Pomysł powstał w 2011 roku. Wdrażanie projektu trwało 5 lat. Pierwszą inwestycją było 100 tys. funtów – środki od uczelni na stworzenie projektu, druk modelu 3D i opatentowanie pomysłu.
Kolejną inwestycją było pozyskanie 180 tys. funtów od prywatnych inwestorów na budowę prototypów. Piątkowskiemu i jego wspólnikom udało się przekonać do pomysłu m.in. inwestorów z Tesli, PepsiCo, Google czy BMW, którzy zasiedli w radzie nadzorczej spółki.
- Pieniądze bardzo szybko się skończyły. Moi wspólnicy odeszli po otrzymaniu świetnych ofert pracy od Ferrari i Bentleya. Zostałem ze wszystkim sam. Musiałem zdobyć większe finansowanie, by móc ruszyć z tym projektem – opowiada pomysłodawca.
Udało mu się pozyskać kolejną rundę finansowania w kwocie ok. 450 tys. funtów. Te środki pozwoliły już na uruchomienie produkcji.
Największy problem w tym biznesie? - Nie ma jednego dużego problemu. Brak doświadczenia w robieniu tego typu biznesu jest pewnie największym problemem, ale od tego jest rada nadzorcza i inwestorzy, którzy potrafią mi pomóc. Oni budowali nie jeden biznes i wiedzą, czego się spodziewać – uważa Marcin Piątkowski.
Konkurencja? - JIVR nie jest jedyny na rynku, ale jest jedyny w swoim rodzaju w tym segmencie. Stworzyliśmy rower, który pozbierał najlepsze cechy z różnych produktów i zaoferował je w jednym. My nie jesteśmy firmą rowerową. Chcemy rozwiązać problem, a nie konkurować z innymi na rynku rowerowym – tłumaczy właściciel.
Według niego najlepszym sposobem dotarcia do klientów w tym biznesie są social media, kontakt bezpośredni i internet.
- Obecnie zajmujemy się dostarczaniem rowerów w Europie i robimy to osobiście z prostego powodu – jeżeli ktoś czekał cztery lata z opłaconym zamówieniem na liście oczekujących, to chcemy przyjechać, uścisnąć temu człowiekowi rękę i podziękować osobiście – wyjaśnia Piątkowski.

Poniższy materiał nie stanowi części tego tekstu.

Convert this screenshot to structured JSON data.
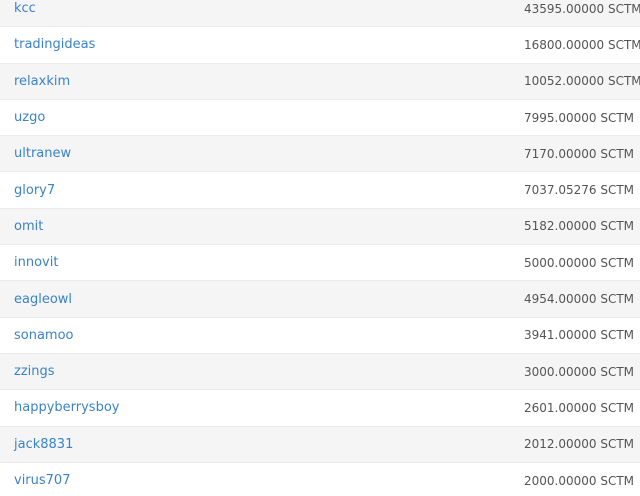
{
  "rows": [
    {
      "user": "kcc",
      "amount": "43595.00000 SCTM"
    },
    {
      "user": "tradingideas",
      "amount": "16800.00000 SCTM"
    },
    {
      "user": "relaxkim",
      "amount": "10052.00000 SCTM"
    },
    {
      "user": "uzgo",
      "amount": "7995.00000 SCTM"
    },
    {
      "user": "ultranew",
      "amount": "7170.00000 SCTM"
    },
    {
      "user": "glory7",
      "amount": "7037.05276 SCTM"
    },
    {
      "user": "omit",
      "amount": "5182.00000 SCTM"
    },
    {
      "user": "innovit",
      "amount": "5000.00000 SCTM"
    },
    {
      "user": "eagleowl",
      "amount": "4954.00000 SCTM"
    },
    {
      "user": "sonamoo",
      "amount": "3941.00000 SCTM"
    },
    {
      "user": "zzings",
      "amount": "3000.00000 SCTM"
    },
    {
      "user": "happyberrysboy",
      "amount": "2601.00000 SCTM"
    },
    {
      "user": "jack8831",
      "amount": "2012.00000 SCTM"
    },
    {
      "user": "virus707",
      "amount": "2000.00000 SCTM"
    }
  ],
  "colors": {
    "link": "#3a83c8",
    "amount_text": "#555555",
    "row_odd": "#f5f5f5",
    "row_even": "#ffffff"
  }
}
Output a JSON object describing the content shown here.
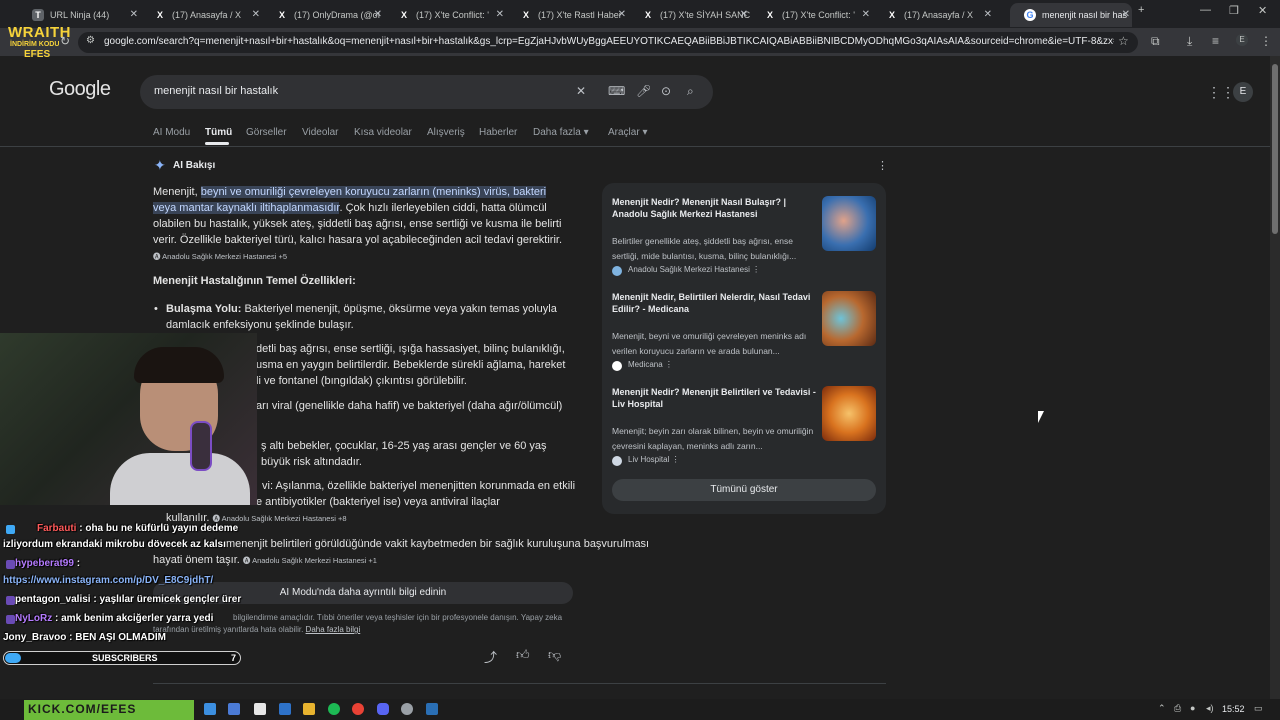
{
  "tabs": [
    {
      "title": "URL Ninja (44)",
      "icon": "T"
    },
    {
      "title": "(17) Anasayfa / X",
      "icon": "X"
    },
    {
      "title": "(17) OnlyDrama (@oı",
      "icon": "X"
    },
    {
      "title": "(17) X'te Conflict: '",
      "icon": "X"
    },
    {
      "title": "(17) X'te Rastl Haber",
      "icon": "X"
    },
    {
      "title": "(17) X'te SİYAH SANC",
      "icon": "X"
    },
    {
      "title": "(17) X'te Conflict: '",
      "icon": "X"
    },
    {
      "title": "(17) Anasayfa / X",
      "icon": "X"
    },
    {
      "title": "menenjit nasıl bir has",
      "icon": "G"
    }
  ],
  "address_bar": {
    "url": "google.com/search?q=menenjit+nasıl+bir+hastalık&oq=menenjit+nasıl+bir+hastalık&gs_lcrp=EgZjaHJvbWUyBggAEEUYOTIKCAEQABiiBBiJBTIKCAIQABiABBiiBNIBCDMyODhqMGo3qAIAsAIA&sourceid=chrome&ie=UTF-8&zx=1774183755534..."
  },
  "search": {
    "logo": "Google",
    "query": "menenjit nasıl bir hastalık",
    "avatar_letter": "E"
  },
  "nav_tabs": [
    "AI Modu",
    "Tümü",
    "Görseller",
    "Videolar",
    "Kısa videolar",
    "Alışveriş",
    "Haberler",
    "Daha fazla",
    "Araçlar"
  ],
  "ai_overview": {
    "title": "AI Bakışı",
    "intro_lead": "Menenjit, ",
    "intro_highlight": "beyni ve omuriliği çevreleyen koruyucu zarların (meninks) virüs, bakteri veya mantar kaynaklı iltihaplanmasıdır",
    "intro_rest": ". Çok hızlı ilerleyebilen ciddi, hatta ölümcül olabilen bu hastalık, yüksek ateş, şiddetli baş ağrısı, ense sertliği ve kusma ile belirti verir. Özellikle bakteriyel türü, kalıcı hasara yol açabileceğinden acil tedavi gerektirir.",
    "intro_source": "Anadolu Sağlık Merkezi Hastanesi +5",
    "heading": "Menenjit Hastalığının Temel Özellikleri:",
    "bullet1_label": "Bulaşma Yolu:",
    "bullet1_text": " Bakteriyel menenjit, öpüşme, öksürme veya yakın temas yoluyla damlacık enfeksiyonu şeklinde bulaşır.",
    "frag1": "detli baş ağrısı, ense sertliği, ışığa hassasiyet, bilinç bulanıklığı,",
    "frag2": "usma en yaygın belirtilerdir. Bebeklerde sürekli ağlama, hareket",
    "frag3": "li ve fontanel (bıngıldak) çıkıntısı görülebilir.",
    "frag4": "arı viral (genellikle daha hafif) ve bakteriyel (daha ağır/ölümcül)",
    "frag5": "ş altı bebekler, çocuklar, 16-25 yaş arası gençler ve 60 yaş",
    "frag6": "büyük risk altındadır.",
    "frag7": "vi: Aşılanma, özellikle bakteriyel menenjitten korunmada en etkili",
    "frag8": "e antibiyotikler (bakteriyel ise) veya antiviral ilaçlar",
    "frag9": "kullanılır.",
    "frag9_source": "Anadolu Sağlık Merkezi Hastanesi +8",
    "frag10": "menenjit belirtileri görüldüğünde vakit kaybetmeden bir sağlık kuruluşuna başvurulması",
    "frag11": "hayati önem taşır.",
    "frag11_source": "Anadolu Sağlık Merkezi Hastanesi +1",
    "more_button": "AI Modu'nda daha ayrıntılı bilgi edinin",
    "disclaimer": "bilgilendirme amaçlıdır. Tıbbi öneriler veya teşhisler için bir profesyonele danışın. Yapay zeka tarafından üretilmiş yanıtlarda hata olabilir.",
    "disclaimer_link": "Daha fazla bilgi"
  },
  "sources": [
    {
      "title": "Menenjit Nedir? Menenjit Nasıl Bulaşır? | Anadolu Sağlık Merkezi Hastanesi",
      "snippet": "Belirtiler genellikle ateş, şiddetli baş ağrısı, ense sertliği, mide bulantısı, kusma, bilinç bulanıklığı...",
      "site": "Anadolu Sağlık Merkezi Hastanesi",
      "thumb_color": "#3a6fb0"
    },
    {
      "title": "Menenjit Nedir, Belirtileri Nelerdir, Nasıl Tedavi Edilir? - Medicana",
      "snippet": "Menenjit, beyni ve omuriliği çevreleyen meninks adı verilen koruyucu zarların ve arada bulunan...",
      "site": "Medicana",
      "thumb_color": "#b8682f"
    },
    {
      "title": "Menenjit Nedir? Menenjit Belirtileri ve Tedavisi - Liv Hospital",
      "snippet": "Menenjit; beyin zarı olarak bilinen, beyin ve omuriliğin çevresini kaplayan, meninks adlı zarın...",
      "site": "Liv Hospital",
      "thumb_color": "#d9731f"
    }
  ],
  "show_all": "Tümünü göster",
  "overlay": {
    "brand_line1": "WRAITH",
    "brand_line2": "İNDİRİM KODU",
    "brand_line3": "EFES",
    "chat": [
      {
        "user": "Farbauti",
        "message": ": oha bu ne küfürlü yayın dedeme",
        "user_color": "#ff5a5a"
      },
      {
        "user": "",
        "message": "izliyordum ekrandaki mikrobu dövecek az kalsı",
        "user_color": "#ffffff"
      },
      {
        "user": "hypeberat99",
        "message": " :",
        "user_color": "#b57bff"
      },
      {
        "user": "",
        "message": "https://www.instagram.com/p/DV_E8C9jdhT/",
        "user_color": "#8ab4f8"
      },
      {
        "user": "pentagon_valisi",
        "message": ": yaşlılar üremicek gençler ürer",
        "user_color": "#ffffff"
      },
      {
        "user": "NyLoRz",
        "message": ": amk benim akciğerler yarra yedi",
        "user_color": "#b57bff"
      },
      {
        "user": "Jony_Bravoo",
        "message": ": BEN AŞI OLMADIM",
        "user_color": "#ffffff"
      }
    ],
    "subscribers_label": "SUBSCRIBERS",
    "subscribers_count": "7",
    "bottom_banner": "KICK.COM/EFES"
  },
  "taskbar": {
    "time": "15:52"
  },
  "colors": {
    "background": "#1f1f1f",
    "highlight": "#394457",
    "link_blue": "#8ab4f8",
    "brand_yellow": "#f6d33a"
  }
}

Przedsprzedaż rowerów ruszyła w 2014 roku. Klienci złożyli 300 opłaconych zamówień, które są realizowane od listopada 2016 roku. W kolejce czeka 2,2 tys. zapisanych klientów, którzy nie dokonali jeszcze płatności.
Obecna produkcja firmy to 20 sztuk rowerów miesięcznie. Do końca 2017 roku firma chce zwiększyć moce produkcyjne do 100 sztuk miesięcznie.
Głównymi rynkami firmy są Niemcy i Wielka Brytania, ale zamówienia na polski rower spływają z całego świata m.in. z Brazylii, Chile, Kanady czy Hawajów.
- Nie chcemy prowadzić ekspansji kraj po kraju, chcemy robić to miasto po mieście – tłumaczy właściciel.
Plany na przyszłość firmy to zwiększenie produkcji oraz przetestowanie modelu sprzedaży bezpośredniej w europejskich miastach.